La visión que nos proporciona esta Ilustración está impregnada por su ideología. Resulta significativo en este aspecto que la descripción de modelos extranjeros conlleve una serie de interrogantes acerca de la propia identidad nacional. Esta búsqueda de una identidad a través del análisis del ambiente socio-cultural de otras naciones es aún más patente en La Ilustración Catalana (1880-1893).

Esta revista que se define como un «periódich quinzenal, artistich, literari y científich», y que cuenta con la colaboración prestigiosa de Ángel Guimerá, Francisco Matheu, Narcist Oller, Jacinto Verdaguer entre otros, dedica varias páginas a la Exposición bajo el significativo título: «Catalunya a l'Exposició de París». Efectivamente, lo único que merece destacarse en esta manifestación es el lugar que ocupa Cataluña, verdadero representante del progreso industrial de España:

«[...] las instalaciones de Cataluña están en un orden perfecto; ostentan ricos productos y son en general de buen gusto. El Comité de Cataluña [...] ha cumplido perfectamente con su deber, cosa por demás meritoria sobre todo cuando se contempla el papel ridículo del Comisario de Madrid diariamente».


(La Ilustración Catalana, 15 de julio 1889, p. 206)                

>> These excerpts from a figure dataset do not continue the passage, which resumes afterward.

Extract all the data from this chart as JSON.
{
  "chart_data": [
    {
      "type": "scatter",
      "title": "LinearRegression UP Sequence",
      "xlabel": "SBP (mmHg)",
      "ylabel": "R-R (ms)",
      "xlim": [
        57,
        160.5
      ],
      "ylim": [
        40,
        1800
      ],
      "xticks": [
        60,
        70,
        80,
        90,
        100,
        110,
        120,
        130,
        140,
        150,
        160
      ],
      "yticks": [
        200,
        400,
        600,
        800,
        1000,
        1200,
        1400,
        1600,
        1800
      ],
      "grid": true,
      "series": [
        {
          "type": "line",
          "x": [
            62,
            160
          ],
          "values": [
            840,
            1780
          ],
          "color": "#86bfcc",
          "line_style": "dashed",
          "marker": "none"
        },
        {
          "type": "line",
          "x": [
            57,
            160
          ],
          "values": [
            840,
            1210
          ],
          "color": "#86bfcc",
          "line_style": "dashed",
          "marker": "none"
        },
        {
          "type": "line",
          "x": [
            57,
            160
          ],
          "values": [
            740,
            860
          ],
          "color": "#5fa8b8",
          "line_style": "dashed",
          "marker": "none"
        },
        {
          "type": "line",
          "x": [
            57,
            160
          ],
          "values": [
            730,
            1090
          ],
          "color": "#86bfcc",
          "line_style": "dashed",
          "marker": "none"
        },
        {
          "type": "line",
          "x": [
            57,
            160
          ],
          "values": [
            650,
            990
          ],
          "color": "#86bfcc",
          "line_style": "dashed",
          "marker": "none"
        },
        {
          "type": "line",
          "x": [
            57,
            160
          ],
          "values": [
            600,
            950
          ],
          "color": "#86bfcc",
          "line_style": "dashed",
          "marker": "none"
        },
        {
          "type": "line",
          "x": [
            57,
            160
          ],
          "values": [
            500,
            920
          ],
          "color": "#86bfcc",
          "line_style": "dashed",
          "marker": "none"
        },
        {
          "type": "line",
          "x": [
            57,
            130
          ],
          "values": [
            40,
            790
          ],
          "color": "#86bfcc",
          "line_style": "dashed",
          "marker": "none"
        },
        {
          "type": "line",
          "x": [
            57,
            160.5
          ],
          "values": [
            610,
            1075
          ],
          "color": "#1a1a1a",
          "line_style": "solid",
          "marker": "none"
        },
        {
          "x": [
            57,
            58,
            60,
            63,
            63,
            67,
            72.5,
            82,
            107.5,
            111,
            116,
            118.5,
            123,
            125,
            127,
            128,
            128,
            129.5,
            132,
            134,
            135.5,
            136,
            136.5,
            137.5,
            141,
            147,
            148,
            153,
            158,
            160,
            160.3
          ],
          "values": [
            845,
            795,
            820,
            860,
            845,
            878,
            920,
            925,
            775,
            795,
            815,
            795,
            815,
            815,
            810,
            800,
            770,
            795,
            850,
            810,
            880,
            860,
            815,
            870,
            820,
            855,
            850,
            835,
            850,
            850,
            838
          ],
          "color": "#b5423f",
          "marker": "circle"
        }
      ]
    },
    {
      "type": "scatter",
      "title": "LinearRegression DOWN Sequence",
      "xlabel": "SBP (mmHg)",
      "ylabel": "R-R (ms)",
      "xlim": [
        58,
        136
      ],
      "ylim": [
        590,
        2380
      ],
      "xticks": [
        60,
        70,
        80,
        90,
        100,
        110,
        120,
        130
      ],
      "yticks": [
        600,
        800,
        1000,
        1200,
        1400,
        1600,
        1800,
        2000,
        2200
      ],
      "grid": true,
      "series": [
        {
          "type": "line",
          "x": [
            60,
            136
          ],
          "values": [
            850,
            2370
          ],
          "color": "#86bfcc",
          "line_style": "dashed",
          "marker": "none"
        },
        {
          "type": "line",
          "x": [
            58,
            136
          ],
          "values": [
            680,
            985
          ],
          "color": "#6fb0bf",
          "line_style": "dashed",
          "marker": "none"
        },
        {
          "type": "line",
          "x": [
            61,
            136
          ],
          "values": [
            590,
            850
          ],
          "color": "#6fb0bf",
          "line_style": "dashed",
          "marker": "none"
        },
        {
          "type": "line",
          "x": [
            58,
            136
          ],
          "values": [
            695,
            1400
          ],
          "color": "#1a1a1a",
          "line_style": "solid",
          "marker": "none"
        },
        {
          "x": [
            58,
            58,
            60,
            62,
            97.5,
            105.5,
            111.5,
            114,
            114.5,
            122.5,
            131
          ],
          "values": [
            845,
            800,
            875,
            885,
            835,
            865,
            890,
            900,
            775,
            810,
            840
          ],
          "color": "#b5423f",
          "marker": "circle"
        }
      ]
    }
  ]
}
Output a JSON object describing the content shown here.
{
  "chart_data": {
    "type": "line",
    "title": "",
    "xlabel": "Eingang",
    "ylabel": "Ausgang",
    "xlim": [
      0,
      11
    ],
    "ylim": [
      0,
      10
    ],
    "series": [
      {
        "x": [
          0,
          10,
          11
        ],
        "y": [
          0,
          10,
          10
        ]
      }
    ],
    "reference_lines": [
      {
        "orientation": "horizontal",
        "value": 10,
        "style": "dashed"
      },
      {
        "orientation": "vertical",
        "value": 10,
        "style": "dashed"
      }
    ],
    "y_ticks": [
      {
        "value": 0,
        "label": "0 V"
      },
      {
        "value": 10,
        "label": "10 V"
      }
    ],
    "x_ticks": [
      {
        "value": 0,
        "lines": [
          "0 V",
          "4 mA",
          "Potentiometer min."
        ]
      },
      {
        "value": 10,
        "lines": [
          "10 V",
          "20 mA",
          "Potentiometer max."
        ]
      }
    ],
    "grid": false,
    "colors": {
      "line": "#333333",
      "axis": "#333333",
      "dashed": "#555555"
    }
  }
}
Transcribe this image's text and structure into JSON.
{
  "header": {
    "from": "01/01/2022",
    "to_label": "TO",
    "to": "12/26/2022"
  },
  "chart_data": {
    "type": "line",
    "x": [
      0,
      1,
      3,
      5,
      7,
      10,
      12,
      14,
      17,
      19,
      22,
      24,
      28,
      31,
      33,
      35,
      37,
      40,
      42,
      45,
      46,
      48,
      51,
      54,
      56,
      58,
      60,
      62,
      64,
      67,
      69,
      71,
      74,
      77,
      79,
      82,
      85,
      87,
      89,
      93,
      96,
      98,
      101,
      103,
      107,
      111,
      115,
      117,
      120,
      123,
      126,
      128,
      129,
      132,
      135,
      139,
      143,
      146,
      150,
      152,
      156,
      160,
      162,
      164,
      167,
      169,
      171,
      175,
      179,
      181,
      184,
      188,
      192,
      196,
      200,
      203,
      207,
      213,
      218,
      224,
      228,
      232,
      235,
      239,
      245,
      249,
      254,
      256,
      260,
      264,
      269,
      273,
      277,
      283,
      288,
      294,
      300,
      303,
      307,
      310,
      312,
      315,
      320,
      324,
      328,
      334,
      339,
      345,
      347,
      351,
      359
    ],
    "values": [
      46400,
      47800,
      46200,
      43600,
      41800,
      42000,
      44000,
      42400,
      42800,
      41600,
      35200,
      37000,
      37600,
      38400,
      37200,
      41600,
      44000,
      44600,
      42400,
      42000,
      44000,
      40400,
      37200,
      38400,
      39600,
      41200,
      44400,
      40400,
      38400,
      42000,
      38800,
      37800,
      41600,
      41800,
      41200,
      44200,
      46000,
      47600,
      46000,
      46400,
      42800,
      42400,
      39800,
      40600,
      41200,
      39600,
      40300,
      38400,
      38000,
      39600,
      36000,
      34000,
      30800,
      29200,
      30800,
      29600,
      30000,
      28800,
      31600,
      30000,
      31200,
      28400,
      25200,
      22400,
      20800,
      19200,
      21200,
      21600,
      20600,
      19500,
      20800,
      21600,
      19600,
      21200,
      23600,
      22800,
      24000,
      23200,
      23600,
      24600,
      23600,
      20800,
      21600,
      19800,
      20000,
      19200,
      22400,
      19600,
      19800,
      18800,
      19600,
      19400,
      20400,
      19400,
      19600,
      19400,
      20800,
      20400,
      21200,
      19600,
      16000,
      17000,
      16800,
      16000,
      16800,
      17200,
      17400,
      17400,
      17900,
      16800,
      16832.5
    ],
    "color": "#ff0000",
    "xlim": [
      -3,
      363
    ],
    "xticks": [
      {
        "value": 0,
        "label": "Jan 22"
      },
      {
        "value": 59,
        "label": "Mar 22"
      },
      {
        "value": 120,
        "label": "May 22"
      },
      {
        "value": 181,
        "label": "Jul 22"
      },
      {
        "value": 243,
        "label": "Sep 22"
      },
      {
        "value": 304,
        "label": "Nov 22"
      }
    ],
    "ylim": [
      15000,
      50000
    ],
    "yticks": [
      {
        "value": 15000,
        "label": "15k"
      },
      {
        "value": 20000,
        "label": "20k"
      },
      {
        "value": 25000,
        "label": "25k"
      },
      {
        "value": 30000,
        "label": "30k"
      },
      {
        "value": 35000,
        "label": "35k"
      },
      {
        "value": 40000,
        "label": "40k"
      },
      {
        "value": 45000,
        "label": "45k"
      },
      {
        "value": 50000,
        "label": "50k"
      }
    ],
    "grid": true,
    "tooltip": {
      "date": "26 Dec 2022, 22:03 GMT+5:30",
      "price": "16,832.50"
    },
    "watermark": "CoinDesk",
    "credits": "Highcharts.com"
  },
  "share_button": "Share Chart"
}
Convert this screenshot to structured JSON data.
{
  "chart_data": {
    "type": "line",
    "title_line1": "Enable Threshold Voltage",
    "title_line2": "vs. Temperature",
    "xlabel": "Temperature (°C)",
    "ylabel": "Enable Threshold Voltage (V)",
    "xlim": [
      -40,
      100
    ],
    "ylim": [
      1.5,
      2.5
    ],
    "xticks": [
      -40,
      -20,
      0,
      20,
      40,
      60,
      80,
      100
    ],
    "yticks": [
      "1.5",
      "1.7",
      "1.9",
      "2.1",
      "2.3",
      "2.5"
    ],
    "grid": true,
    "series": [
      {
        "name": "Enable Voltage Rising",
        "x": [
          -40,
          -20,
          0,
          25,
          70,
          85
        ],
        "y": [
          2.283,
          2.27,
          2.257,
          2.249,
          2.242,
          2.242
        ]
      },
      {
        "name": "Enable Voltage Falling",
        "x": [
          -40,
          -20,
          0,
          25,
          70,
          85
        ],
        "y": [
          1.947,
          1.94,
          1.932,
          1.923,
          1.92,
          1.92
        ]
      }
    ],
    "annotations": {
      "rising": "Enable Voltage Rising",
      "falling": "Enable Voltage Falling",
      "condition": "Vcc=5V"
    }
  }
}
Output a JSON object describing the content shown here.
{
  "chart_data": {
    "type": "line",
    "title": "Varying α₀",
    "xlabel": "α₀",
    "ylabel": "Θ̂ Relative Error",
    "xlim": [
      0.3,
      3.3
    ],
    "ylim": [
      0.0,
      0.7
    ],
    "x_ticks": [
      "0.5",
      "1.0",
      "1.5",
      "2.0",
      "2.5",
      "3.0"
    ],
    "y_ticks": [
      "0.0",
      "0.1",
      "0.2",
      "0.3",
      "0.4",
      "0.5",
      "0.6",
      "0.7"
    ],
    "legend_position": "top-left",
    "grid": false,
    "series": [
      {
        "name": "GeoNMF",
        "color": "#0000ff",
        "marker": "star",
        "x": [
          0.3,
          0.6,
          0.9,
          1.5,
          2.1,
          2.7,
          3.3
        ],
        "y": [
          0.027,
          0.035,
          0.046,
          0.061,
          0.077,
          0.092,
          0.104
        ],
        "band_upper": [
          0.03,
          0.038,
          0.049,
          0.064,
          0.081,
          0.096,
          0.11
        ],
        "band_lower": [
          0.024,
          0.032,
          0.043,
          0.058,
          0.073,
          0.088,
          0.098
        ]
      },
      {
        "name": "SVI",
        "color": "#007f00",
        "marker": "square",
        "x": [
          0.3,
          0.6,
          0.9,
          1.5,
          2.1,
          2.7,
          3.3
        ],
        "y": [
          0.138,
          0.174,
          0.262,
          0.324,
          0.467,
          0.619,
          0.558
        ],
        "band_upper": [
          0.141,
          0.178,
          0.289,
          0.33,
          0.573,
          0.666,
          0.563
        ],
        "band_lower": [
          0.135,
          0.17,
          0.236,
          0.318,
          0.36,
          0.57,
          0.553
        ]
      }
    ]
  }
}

Evidentemente Cataluña tiene la experiencia de su propia exposición de 1888 y no tiene nada que envidiar a Francia: La Ilustración Catalana nota que Barcelona es un «petit Paris». El interés que refleja esta revista por la Exposición Universal se justifica en gran parte por el deseo de encontrar nuevos mercados y modelos culturales en los que pueda reconocerse la burguesía conservadora y catalanista.

La visión que nos proponen estas ilustraciones del arte, de la ciencia y de la sociedad tanto francesa como española representa una valiosa aportación para analizar el sistema de representación colectiva de España en la segunda mitad del siglo XIX.